TidePool: Discovering Personalities From Photos
As the old saying goes, a picture is worth a thousand words. Recent San Francisco transplant TidePool is taking this statement to the next level to bring meaning to your photo preferences. The former Amplify.LA company is combining one founder’s youthful exuberance with the other’s years of scientific brilliance to create their exciting Hunch-like startup.
TidePool CEO Kabir Sagoo describes his company as the convergence of science and art. TidePool ascertains a user’s personality and other psychological traits based on the user’s photo choices. This photo assessment technology can be used in a myriad of ways. As Sagoo puts it, “Whereever there is a relationship, there is Tidepool.” To start, the TidePool team is looking to bring their technology to the work force with WorkType.
WorkType looks to help professional communication by better understanding everyone’s personality. Getting started on TidePool is a relatively quick and painless process. Users start by answering four stages of questions. First you’re asked to rank photos by placing them in a pyramid of picture frames. Afterwards you’re asked to choose your favorite of two photos. The third phase is picking topics you’re interested in that float across your screen on tiny clouds. Finally, you rank a group of interests by adjusting the height of a balloon. After you finish the four-minute task, you’re presented with your WorkType. TidePool has developed 60 different “WorkTypes” based on your answers to help co-workers better understand each other’s personality. The goal is to tailor communication based on a co-worker’s WorkType. It’s very similar to Klout’s “Style” feature, but nothing like current assessment tests.

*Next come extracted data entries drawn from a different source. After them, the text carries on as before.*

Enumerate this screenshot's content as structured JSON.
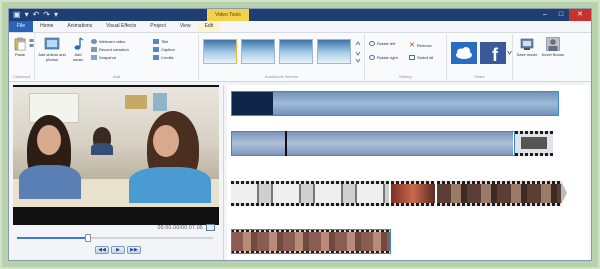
{
  "titlebar": {
    "quick_access": [
      "▣",
      "▾",
      "↶",
      "↷",
      "▾"
    ],
    "context_tab_label": "Video Tools",
    "window_buttons": {
      "minimize": "–",
      "maximize": "□",
      "close": "✕"
    }
  },
  "tabs": [
    {
      "label": "File"
    },
    {
      "label": "Home"
    },
    {
      "label": "Animations"
    },
    {
      "label": "Visual Effects"
    },
    {
      "label": "Project"
    },
    {
      "label": "View"
    },
    {
      "label": "Edit"
    }
  ],
  "ribbon": {
    "clipboard": {
      "label": "Clipboard",
      "paste": "Paste"
    },
    "add": {
      "label": "Add",
      "add_videos": "Add videos and photos",
      "add_music": "Add music",
      "webcam": "Webcam video",
      "narration": "Record narration",
      "snapshot": "Snapshot",
      "title": "Title",
      "caption": "Caption",
      "credits": "Credits"
    },
    "autoMovie": {
      "label": "AutoMovie themes"
    },
    "editing": {
      "label": "Editing",
      "rotate_left": "Rotate left",
      "rotate_right": "Rotate right",
      "remove": "Remove",
      "select_all": "Select all"
    },
    "share": {
      "label": "Share"
    },
    "save_movie": "Save movie",
    "sign_in": "Kevin Brown"
  },
  "preview": {
    "timecode": "00:00.00/00:07.05",
    "controls": {
      "prev": "◀◀",
      "play": "▶",
      "next": "▶▶"
    },
    "progress": 0.36
  },
  "colors": {
    "accent": "#2a63b8",
    "file_tab": "#2a63b8",
    "context_tab": "#f1d24a",
    "close_button": "#c8322c",
    "selection": "#3b8ad8"
  }
}
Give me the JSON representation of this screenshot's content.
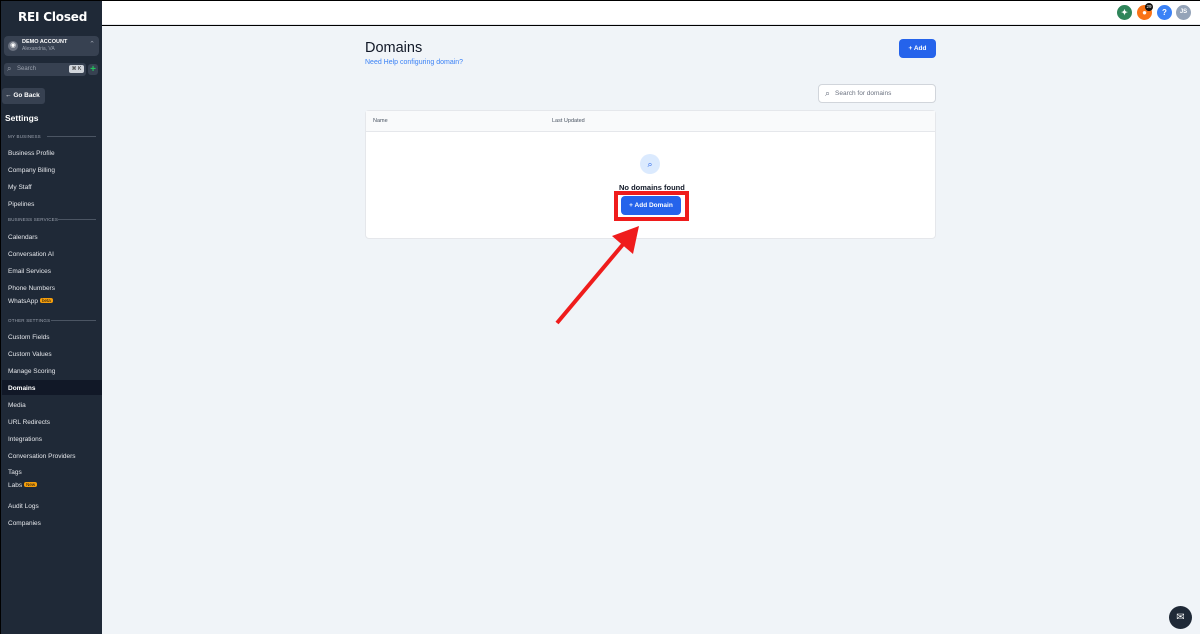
{
  "app": {
    "logo": "REI Closed"
  },
  "account": {
    "name": "DEMO ACCOUNT",
    "location": "Alexandria, VA"
  },
  "sidebar_search": {
    "placeholder": "Search",
    "shortcut": "⌘ K"
  },
  "go_back": "Go Back",
  "settings_title": "Settings",
  "sections": {
    "my_business": "MY BUSINESS",
    "business_services": "BUSINESS SERVICES",
    "other_settings": "OTHER SETTINGS"
  },
  "nav": {
    "business_profile": "Business Profile",
    "company_billing": "Company Billing",
    "my_staff": "My Staff",
    "pipelines": "Pipelines",
    "calendars": "Calendars",
    "conversation_ai": "Conversation AI",
    "email_services": "Email Services",
    "phone_numbers": "Phone Numbers",
    "whatsapp": "WhatsApp",
    "whatsapp_badge": "beta",
    "custom_fields": "Custom Fields",
    "custom_values": "Custom Values",
    "manage_scoring": "Manage Scoring",
    "domains": "Domains",
    "media": "Media",
    "url_redirects": "URL Redirects",
    "integrations": "Integrations",
    "conversation_providers": "Conversation Providers",
    "tags": "Tags",
    "labs": "Labs",
    "labs_badge": "New",
    "audit_logs": "Audit Logs",
    "companies": "Companies"
  },
  "topbar": {
    "notification_count": "29",
    "help": "?",
    "avatar": "JS"
  },
  "page": {
    "title": "Domains",
    "help_link": "Need Help configuring domain?",
    "add_button": "Add",
    "search_placeholder": "Search for domains",
    "columns": [
      "Name",
      "Last Updated"
    ],
    "empty_text": "No domains found",
    "add_domain_button": "Add Domain"
  },
  "colors": {
    "accent": "#2563eb",
    "annotation": "#ef1c1c",
    "sidebar": "#1f2937"
  }
}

Typical assessments tend to be boring and unappealing to the user. TidePool is looking to make the experience more entertaining. When I asked Sagoo about the user experience around the assessment. I thought there might be some scientific reasoning for picture frames and balloons that might affect my answers. But really it was all in the name of a more entertaining user experience. Sagoo wants to get rid of the boring, multiple choice assessments out there today. He stressed a fun user experience. TidePool’s fun user experience is also a reflection of the TidePool team, despite a sizable age gap between its founders.
Sagoo and his co-founder, Galen Buckwalter, seem like the odd couple in tech. Buckwalter had graduated college before Sagoo was born. Buckwalter is the former Chief Scientist at eHarmony. He brings a wealth of experience correlating traits into actionable solutions to TidePool. Sagoo on the other hand is the young gun, bringing lots of energy to the table. Together they have formed a formidable team that is making waves in a short period of time.
Sagoo playfully described his co-founder as “Ancient when compared to most [tech] entrepreneurs” while calling himself “a youngster even among the milennials that populate startups these days. “ When I asked Sagoo how the age difference affects work, he simply stated, “Victory goes to the wise and playful.” A very fitting quote considering this diverse team, which includes three PHDs, is meshing well to create a fantastic piece of technology.
When I first heard about TidePool, I couldn’t help but immediately think of Hunch. As a huge fan of Hunch, I recall answering many seemingly disconnected questions, which was helping Hunch create my taste profile. But just as Chris Dixon pointed out the other day, technology like this needs to be a part of a larger consumer experience. TidePool is trying to do this with WorkType. But unlike Hunch’s movie and restaurant predictions, which has some room for error, WorkType must be accurate. Otherwise, it defeats the entire purpose. I really like this technology and see it being applied in a variety of different fields. It’s up to this talented odd couple to find the perfect application and build a business around it.